REPUBLIKA.CO.ID, JAKARTA -- Indonesia Corruption Watch (ICW) mempertanyakan kinerja kepolisian dan kejaksaan dalam mengungkap kasus dugaan korupsi, yang melibatkan anggota DPR. ICW menilai, kinerja KPK justru lebih berhasil dalam menjerat anggota DPR yang terlibat dalam kasus korupsi.
"Kita lihat selama 2017, kepolisian dan kejaksaan belum ada atau tidak ada anggota DPR yang berhasil dijerat jadi tersangka oleh kepolisian dan kejaksaan. Sementara KPK tadi ada beberapa, ada enam," kata Koordinator Divisi Investigasi ICW Febri Hendri di kantor ICW, Jakarta Selatan, Senin (19/2).
Padahal menurut ICW, DPR juga memiliki objek korupsi yang cukup banyak. Namun, hanya KPK saja yang dapat membuktikan dan menjerat beberapa anggota DPR dalam kasus ini.
"Kenapa kok KPK saja yang hanya berhasil menjerat anggota DPR dalam kasus korupsi. Kenapa kok kejaksaan Jampidsus atau kepolisian Bareskrim tidak berhasil menjerat mereka. Apakah karena DPR itu sakti? Ataukah kepolisian kejaksaan kekurangan bukti?," ujarnya.
Hal inilah, kata Febri, yang menjadi tantangan bagi kepolisian dan kejaksaaan ke depannya agarberhasil menjerat pelaku korupsi di DPR. "Kita harap kepolisian, kejaksaan bisa seperti KPK, bisa merambah juga korupsi yang dilakukan oleh anggota DPR," katanya.

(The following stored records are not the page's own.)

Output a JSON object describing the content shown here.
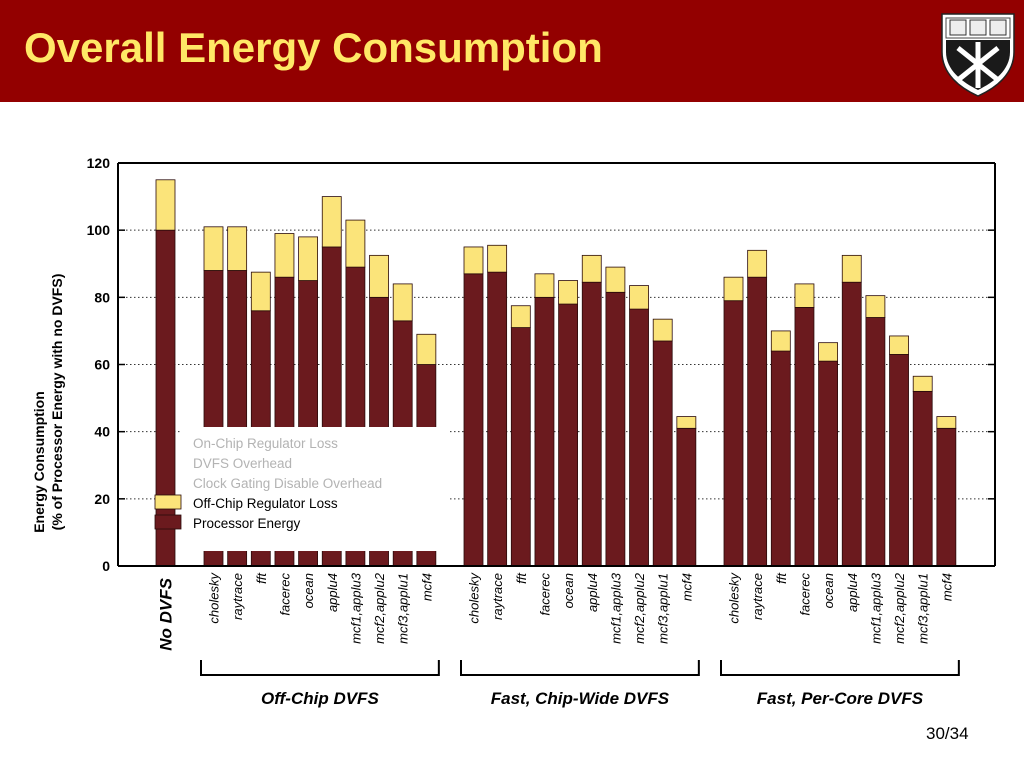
{
  "slide": {
    "title": "Overall Energy Consumption",
    "page_number": "30/34"
  },
  "colors": {
    "header_bg": "#930000",
    "title_text": "#ffe866",
    "processor_energy": "#6b1a1e",
    "offchip_regulator": "#fbe47a"
  },
  "chart_data": {
    "type": "bar",
    "stacked": true,
    "ylabel_line1": "Energy Consumption",
    "ylabel_line2": "(% of Processor Energy with no DVFS)",
    "ylim": [
      0,
      120
    ],
    "yticks": [
      0,
      20,
      40,
      60,
      80,
      100,
      120
    ],
    "grid": "horizontal dotted",
    "legend": {
      "placement": "inside-bottom-left",
      "entries": [
        {
          "label": "On-Chip Regulator Loss",
          "faded": true
        },
        {
          "label": "DVFS Overhead",
          "faded": true
        },
        {
          "label": "Clock Gating Disable Overhead",
          "faded": true
        },
        {
          "label": "Off-Chip Regulator Loss",
          "faded": false,
          "color": "#fbe47a"
        },
        {
          "label": "Processor Energy",
          "faded": false,
          "color": "#6b1a1e"
        }
      ]
    },
    "groups": [
      {
        "label": "No DVFS",
        "categories": [
          "No DVFS"
        ],
        "processor_energy": [
          100
        ],
        "offchip_regulator_loss": [
          15
        ]
      },
      {
        "label": "Off-Chip DVFS",
        "categories": [
          "cholesky",
          "raytrace",
          "fft",
          "facerec",
          "ocean",
          "applu4",
          "mcf1,applu3",
          "mcf2,applu2",
          "mcf3,applu1",
          "mcf4"
        ],
        "processor_energy": [
          88,
          88,
          76,
          86,
          85,
          95,
          89,
          80,
          73,
          60
        ],
        "offchip_regulator_loss": [
          13,
          13,
          11.5,
          13,
          13,
          15,
          14,
          12.5,
          11,
          9
        ]
      },
      {
        "label": "Fast, Chip-Wide DVFS",
        "categories": [
          "cholesky",
          "raytrace",
          "fft",
          "facerec",
          "ocean",
          "applu4",
          "mcf1,applu3",
          "mcf2,applu2",
          "mcf3,applu1",
          "mcf4"
        ],
        "processor_energy": [
          87,
          87.5,
          71,
          80,
          78,
          84.5,
          81.5,
          76.5,
          67,
          41
        ],
        "offchip_regulator_loss": [
          8,
          8,
          6.5,
          7,
          7,
          8,
          7.5,
          7,
          6.5,
          3.5
        ]
      },
      {
        "label": "Fast, Per-Core DVFS",
        "categories": [
          "cholesky",
          "raytrace",
          "fft",
          "facerec",
          "ocean",
          "applu4",
          "mcf1,applu3",
          "mcf2,applu2",
          "mcf3,applu1",
          "mcf4"
        ],
        "processor_energy": [
          79,
          86,
          64,
          77,
          61,
          84.5,
          74,
          63,
          52,
          41
        ],
        "offchip_regulator_loss": [
          7,
          8,
          6,
          7,
          5.5,
          8,
          6.5,
          5.5,
          4.5,
          3.5
        ]
      }
    ]
  }
}
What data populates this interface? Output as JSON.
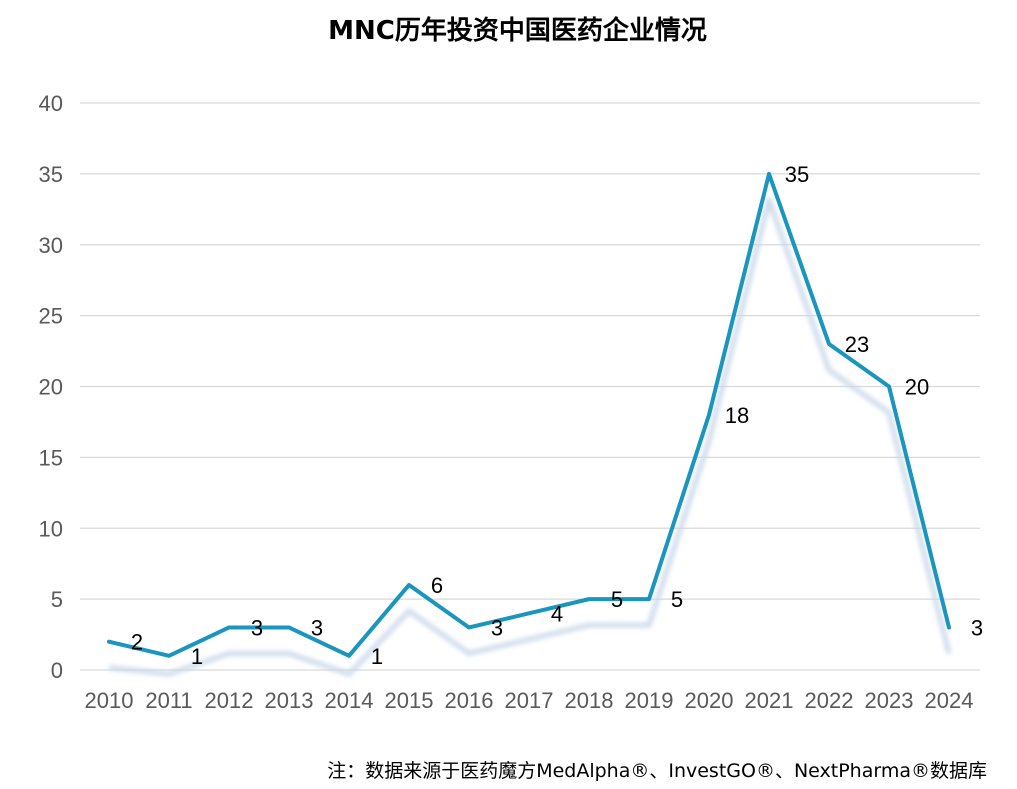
{
  "chart_data": {
    "type": "line",
    "title": "MNC历年投资中国医药企业情况",
    "xlabel": "",
    "ylabel": "",
    "categories": [
      "2010",
      "2011",
      "2012",
      "2013",
      "2014",
      "2015",
      "2016",
      "2017",
      "2018",
      "2019",
      "2020",
      "2021",
      "2022",
      "2023",
      "2024"
    ],
    "series": [
      {
        "values": [
          2,
          1,
          3,
          3,
          1,
          6,
          3,
          4,
          5,
          5,
          18,
          35,
          23,
          20,
          3
        ]
      }
    ],
    "ylim": [
      0,
      40
    ],
    "yticks": [
      0,
      5,
      10,
      15,
      20,
      25,
      30,
      35,
      40
    ],
    "grid": true,
    "legend": "none",
    "data_labels": true,
    "colors": {
      "line": "#1a95bd",
      "shadow": "#c9d7e8",
      "grid": "#d9d9d9",
      "tick": "#595959"
    }
  },
  "footer": {
    "source": "注：数据来源于医药魔方MedAlpha®、InvestGO®、NextPharma®数据库"
  }
}
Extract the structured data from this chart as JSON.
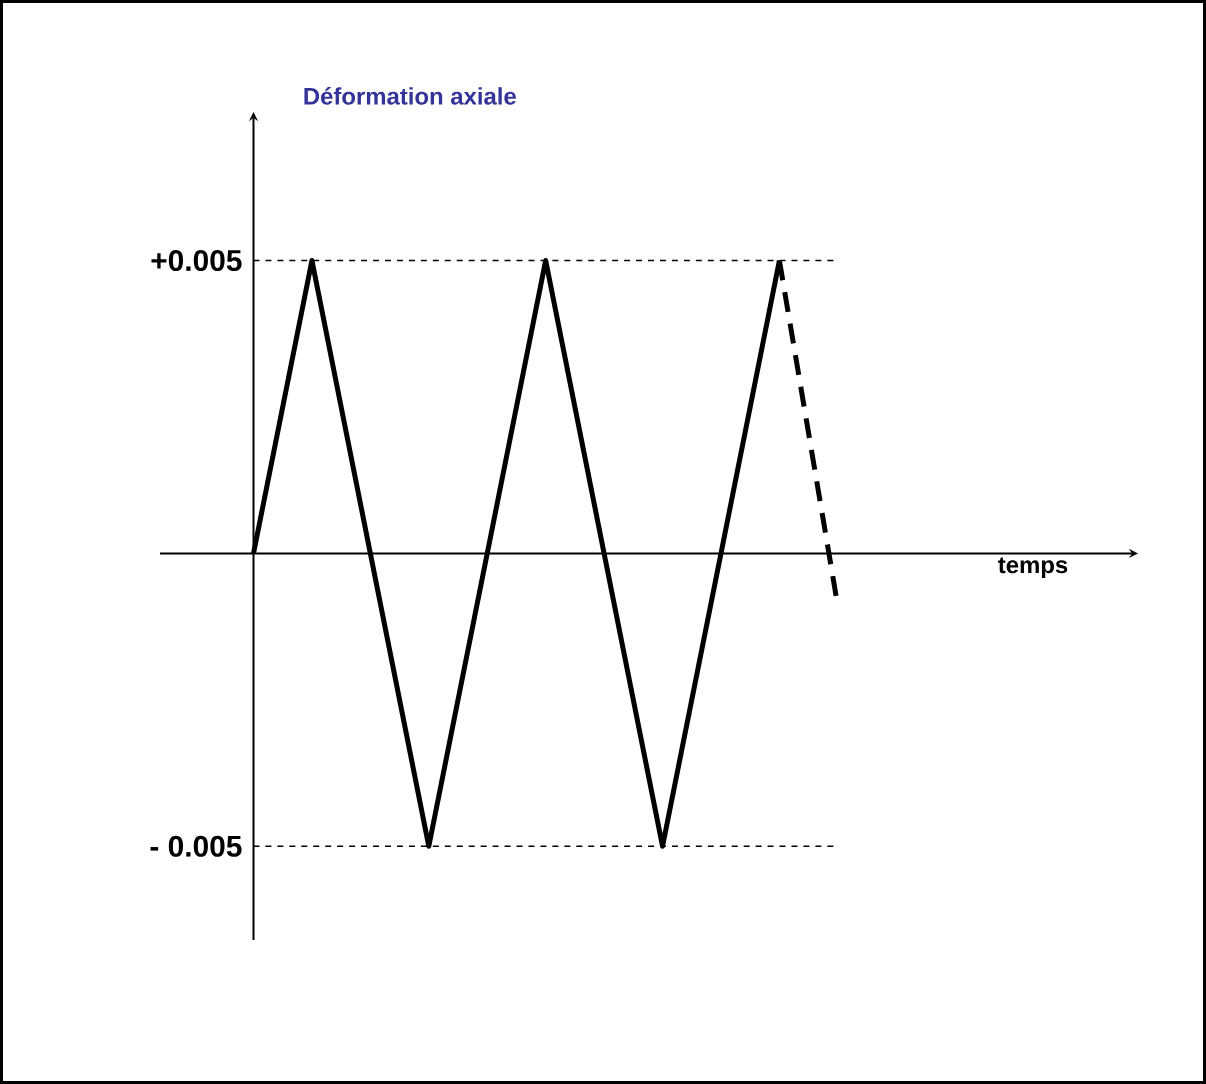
{
  "chart_data": {
    "type": "line",
    "annotations": [
      "temps"
    ],
    "ylabel": "Déformation axiale",
    "categories": [
      null,
      null,
      null,
      null,
      null,
      null,
      null,
      null,
      null,
      null,
      null
    ],
    "ylim": [
      -0.0066,
      0.0074
    ],
    "yticks": [
      {
        "value": 0.005,
        "label": "+0.005"
      },
      {
        "value": -0.005,
        "label": "- 0.005"
      }
    ],
    "series": [
      {
        "color": "#000000",
        "line_style": "solid",
        "values": [
          0,
          0.005,
          0,
          -0.005,
          0,
          0.005,
          0,
          -0.005,
          0,
          0.005,
          null
        ]
      },
      {
        "color": "#000000",
        "line_style": "dashed",
        "values": [
          null,
          null,
          null,
          null,
          null,
          null,
          null,
          null,
          null,
          0.005,
          -0.0009
        ]
      }
    ],
    "ref_lines": [
      {
        "axis": "y",
        "value": 0.005,
        "line_style": "dashed",
        "color": "#000000"
      },
      {
        "axis": "y",
        "value": -0.005,
        "line_style": "dashed",
        "color": "#000000"
      }
    ],
    "marker": "none",
    "grid": false,
    "legend": false
  }
}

Berdasarkan pantauan ICW sepanjang 2017, KPK telah melakukan Operasi Tangkap Tangan (OTT) sebanyak18 kasus. Angka ini meningkat dibandingkan pada 2016 yang sebanyak 17 kasus.
ICW mencatat, pada 2017 KPK telah menangkap Hakim Mahkamah Konstitusi Patrialis Akbar. Selain itu, KPK juga berhasil menetapkan Ketua DPR RI Setya Novanto dalam kasus dugaan korupsi KTP-el. Sedangkan, kepala daerah yang terjerat kasus korupsi antara lain lima walikota, lima bupati, dan satu orang gubernur.